Gold Holding Just Below $1,800

Gold Holding Just Below $1,800

Gold holding just below $1,800, but looks headed for its first weekly drop in five weeks. Its position near the psychological threshold is supported by a slightly weakened dollar and the uncertainty over the worsening pandemic.

The yellow metal modestly slipped this morning on new U.S. PPI data, but remained above $1,790 an ounce. The producer price index rose 0.7% in August from a July, which is slightly above the forecasted rise of 0.6%. On a year-over-year basis, prices were up 8.3%, which is the biggest annual increase since November 2010. July’s 7.8% jump also set a record. China’s factory-gate inflation accelerated to a 13-year high, pressuring global commodity prices, according to a report out Thursday.

December gold futures rose 0.4% Thursday to settle at $1,800.00 an ounce on Comex. The precious metal is down 1.8% in the first three days of this week, after markets were closed Monday for the U.S. Labor Day holiday. Gold gained just 90 cents in August.
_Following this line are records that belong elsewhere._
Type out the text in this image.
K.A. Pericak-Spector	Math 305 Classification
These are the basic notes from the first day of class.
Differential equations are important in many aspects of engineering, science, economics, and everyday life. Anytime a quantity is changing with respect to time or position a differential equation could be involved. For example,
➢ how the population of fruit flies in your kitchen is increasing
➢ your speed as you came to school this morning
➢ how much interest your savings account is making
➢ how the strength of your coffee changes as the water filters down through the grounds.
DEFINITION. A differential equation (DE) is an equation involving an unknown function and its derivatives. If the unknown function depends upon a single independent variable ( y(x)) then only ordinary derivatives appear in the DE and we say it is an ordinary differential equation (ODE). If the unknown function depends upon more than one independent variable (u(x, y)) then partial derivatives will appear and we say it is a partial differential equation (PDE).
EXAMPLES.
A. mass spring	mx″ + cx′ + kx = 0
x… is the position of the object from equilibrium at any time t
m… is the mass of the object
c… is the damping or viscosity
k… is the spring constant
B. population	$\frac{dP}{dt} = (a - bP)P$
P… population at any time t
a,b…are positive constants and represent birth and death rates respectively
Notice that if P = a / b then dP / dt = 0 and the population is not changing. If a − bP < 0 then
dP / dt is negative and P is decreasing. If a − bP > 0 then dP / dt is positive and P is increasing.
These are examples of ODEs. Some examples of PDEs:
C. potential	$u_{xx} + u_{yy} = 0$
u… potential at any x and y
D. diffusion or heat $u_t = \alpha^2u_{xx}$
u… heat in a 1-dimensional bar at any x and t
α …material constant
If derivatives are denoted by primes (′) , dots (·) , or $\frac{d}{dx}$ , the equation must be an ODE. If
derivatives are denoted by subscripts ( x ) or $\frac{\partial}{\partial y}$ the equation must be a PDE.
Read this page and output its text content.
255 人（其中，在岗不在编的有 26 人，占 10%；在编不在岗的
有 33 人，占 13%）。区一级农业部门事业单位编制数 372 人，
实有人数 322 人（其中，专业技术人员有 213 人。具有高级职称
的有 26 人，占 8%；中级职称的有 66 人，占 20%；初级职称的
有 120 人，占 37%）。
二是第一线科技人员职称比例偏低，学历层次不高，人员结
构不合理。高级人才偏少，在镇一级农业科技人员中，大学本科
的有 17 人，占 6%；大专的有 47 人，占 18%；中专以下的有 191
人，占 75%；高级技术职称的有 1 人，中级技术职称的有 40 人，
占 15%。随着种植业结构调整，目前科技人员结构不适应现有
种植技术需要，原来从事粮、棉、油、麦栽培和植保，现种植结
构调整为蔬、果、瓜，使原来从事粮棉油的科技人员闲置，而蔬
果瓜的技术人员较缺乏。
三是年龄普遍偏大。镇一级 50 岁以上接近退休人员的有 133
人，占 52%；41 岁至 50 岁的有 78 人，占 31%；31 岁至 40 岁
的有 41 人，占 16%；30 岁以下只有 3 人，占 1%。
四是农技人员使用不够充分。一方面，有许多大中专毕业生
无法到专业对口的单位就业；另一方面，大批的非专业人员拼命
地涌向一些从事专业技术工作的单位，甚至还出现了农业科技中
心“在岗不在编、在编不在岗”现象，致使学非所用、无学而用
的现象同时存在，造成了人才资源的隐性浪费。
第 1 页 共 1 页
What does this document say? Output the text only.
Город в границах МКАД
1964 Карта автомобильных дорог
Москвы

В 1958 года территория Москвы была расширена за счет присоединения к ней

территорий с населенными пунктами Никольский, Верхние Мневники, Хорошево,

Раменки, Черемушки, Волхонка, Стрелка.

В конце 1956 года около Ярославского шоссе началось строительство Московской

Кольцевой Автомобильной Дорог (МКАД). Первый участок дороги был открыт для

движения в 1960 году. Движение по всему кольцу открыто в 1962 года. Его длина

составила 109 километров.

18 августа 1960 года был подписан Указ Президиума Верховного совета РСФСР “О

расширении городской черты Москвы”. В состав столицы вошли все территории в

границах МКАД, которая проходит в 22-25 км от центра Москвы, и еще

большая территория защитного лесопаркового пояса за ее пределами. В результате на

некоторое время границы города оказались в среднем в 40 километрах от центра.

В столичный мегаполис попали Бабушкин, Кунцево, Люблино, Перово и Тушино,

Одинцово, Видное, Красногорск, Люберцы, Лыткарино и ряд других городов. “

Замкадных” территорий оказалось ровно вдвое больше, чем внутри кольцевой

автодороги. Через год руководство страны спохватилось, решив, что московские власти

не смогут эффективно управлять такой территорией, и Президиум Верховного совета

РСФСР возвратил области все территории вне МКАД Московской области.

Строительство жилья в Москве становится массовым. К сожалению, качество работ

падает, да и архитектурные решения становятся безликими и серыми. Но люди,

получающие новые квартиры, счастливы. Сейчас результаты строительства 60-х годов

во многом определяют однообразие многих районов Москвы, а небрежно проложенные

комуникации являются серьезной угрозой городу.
The yellow metal climbed $372 – or 24% – in 2020 because of uncertainty about the economy and the pandemic and is down 5% so far in 2021. The December contract is off $5.10 (-0.28%) to $1,794.90 and the DG spot price is $1,794.30.

The precious metal slid this week as the dollar rose to a two-week high. After the U.S. August unemployment report missed estimates, some Federal Reserve officials indicated that the negative report may affect the pace of stimulus tapering measures.

New York Fed President John Williams said Wednesday that he wanted to see more jobs data before he’d support a tapering, but Dallas Fed President Robert Kaplan and St. Louis Fed President James Bullard indicated that they’d support a quicker taper. They said the jobs slowdown was a reflection of the worsening spread of the delta variant of the coronavirus and wouldn’t likely last.

The next meeting of Fed policymakers is in two weeks. Thursday, the European Central Bank announced it was slowing its bond purchases as inflation surges. A change in the pace of the Fed’s asset purchases — and any change in interest rates — would likely be bearish for gold, which becomes a more attractive investment when rates are low.

In other economic news, U.S. initial jobless claims hit a pandemic-era low in a weekly report Thursday by the Labor Department.

Investors are also watching the unfolding pandemic. Thursday, U.S. President Joe Biden announced sweeping new vaccine measures designed to combat COVID-19 this fall. The mandates announced in an address to the nation will cover 100 million Americans, both in the government and the private sector.

December silver futures gained 0.5% Thursday to settle at $24.18 an ounce on Comex. The front-month contract lost 2.5% in the first three days of this week after dropping 6% in August, its third consecutive monthly decline. The metal rose 47% in 2020 and is down 8.5% so far this year. Silver prices are tied to industrial demand, which could taper if lockdowns are reinstated and dampen manufacturing. The December contract is down $0.087 (-0.36%) to $24.090 and the DG spot price is $24.19.

Spot palladium traded at $2,231.00 an ounce, near the lowest level in more than a year. It fell 7% in August and is down 9% so far in 2021. The autocatalyst dropped below $2,200 in early trading hours, but has regained some ground with the current DG spot price up $43.70 an ounce to $2,214.50.

Spot platinum traded at $985.30 an ounce. It’s down 2% so far this month, extending August’s 3.8% losses. It’s down 8.1% in 2021. The DG spot price is slightly down $4.40 an ounce to $983.10.